Leer fue como si nos quedaran nuevamente sólo segundos. Pero por última vez, ahora. Sí, fue la última vez, y los dos estuvimos muy conscientes de eso. Leer fue escuchar a Florence y reír y juguetear como en ese cuento, como en éste, también, ahora que lo escribo. Fue escuchar sus aplausos y recibir las caricias que me hacía en las rodillas, cada vez que en mi lectura me refería a ella como a un ser inolvidable. Fue recibir sus golpes y castigos cada vez que me refería a ella como a un ser insoportable. A Pierre le seguían lloviendo pataditas, y eso me tranquilizaba, pero hacia el final, al acercarme al desenlace, Florence estuvo escuchando unos instantes inmóvil. Apoyó la cabeza sobre mis rodillas, cogió mi mano derecha entre las suyas, y permaneció inmóvil hasta que terminé de leer.
—Ahora dedícamelo —dijo. Seguía sin moverse—. Dedícamelo, por favor.
—Bueno, pero vas a tener que soltarle la mano porque no creo que sea zurdo —dijo Pierre.

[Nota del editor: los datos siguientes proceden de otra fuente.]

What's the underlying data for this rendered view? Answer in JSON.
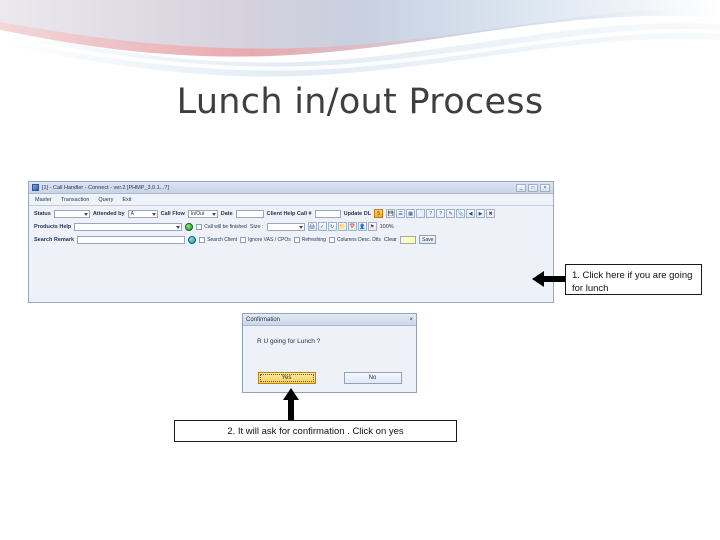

Me soltó la mano, mirándome con demasiada tristeza, con algo de agotamiento, como si estuviera regresando, como si le costara trabajo regresar de algún lugar lejano y cómodo. Entonces yo le cogí las manos, pero solté, y ella también me las volvió a coger un instante y también soltó de nuevo. Todo pésimamente mal hecho, con la habitación dándome vueltas por todas partes, y de pronto con Pierre más que nunca en el sillón de enfrente. Florence sacudió la cabeza con toda el alma, y se fue gateando a buscarlo. Le tocaba a Pierre que, por supuesto, ya tenía listo el bolígrafo con que yo iba a dedicarle el cuento a Florence. Terminó emborrachándome el desgraciado con su sangre fría. Y cuando me arrojó suave, bombeadito, el bolígrafo, desde el sillón de enfrente, donde Florence le abrazaba las piernas, a mí llegó un bolígrafo que, eso sí, mi honor emparó perfecto, desde un sillón a mi derecha y otro sillón a mi izquierda y un montón de sillones más donde Florence también le abrazaba las piernas.
Seguía dedicándole el libro a Florence cuando me desperté el día siguiente, tardísimo, y recordando que estuve horas y horas dedicando y dedicando por todos los espacios en blanco que tenía el libro, hasta en la cubierta del libro dediqué algo. Creo, no, no creo, estoy seguro de que cada una de las mil frases que escribí estuvo a la altura de mi frase inmortal. ¿Emocionada?, ¿emocionada… Florence? Y tenía un dolor de cabeza exagerado hasta para quien le ha tocado vivir una situación exagerada, aunque aquello no impidió que me diera desesperados cabezazos contra la almohada. ¿Emocionada?, ¿emocionada, Florence? Pasé a la historia, sentía que había pasado a la historia, estaba sintiendo que había pasado a la historia, cuando sonó el teléfono. Florence, por supuesto, para decirme que no había pasado nada, y para quedarse callada luego un rato largo. Casi le aseguro que en todo caso yo no me acordaba de nada, pero ella no había cambiado y ahora era ya una mujer y también maravillosa.
—¿Quieres que cuelgue primero? —le dije, y colgué.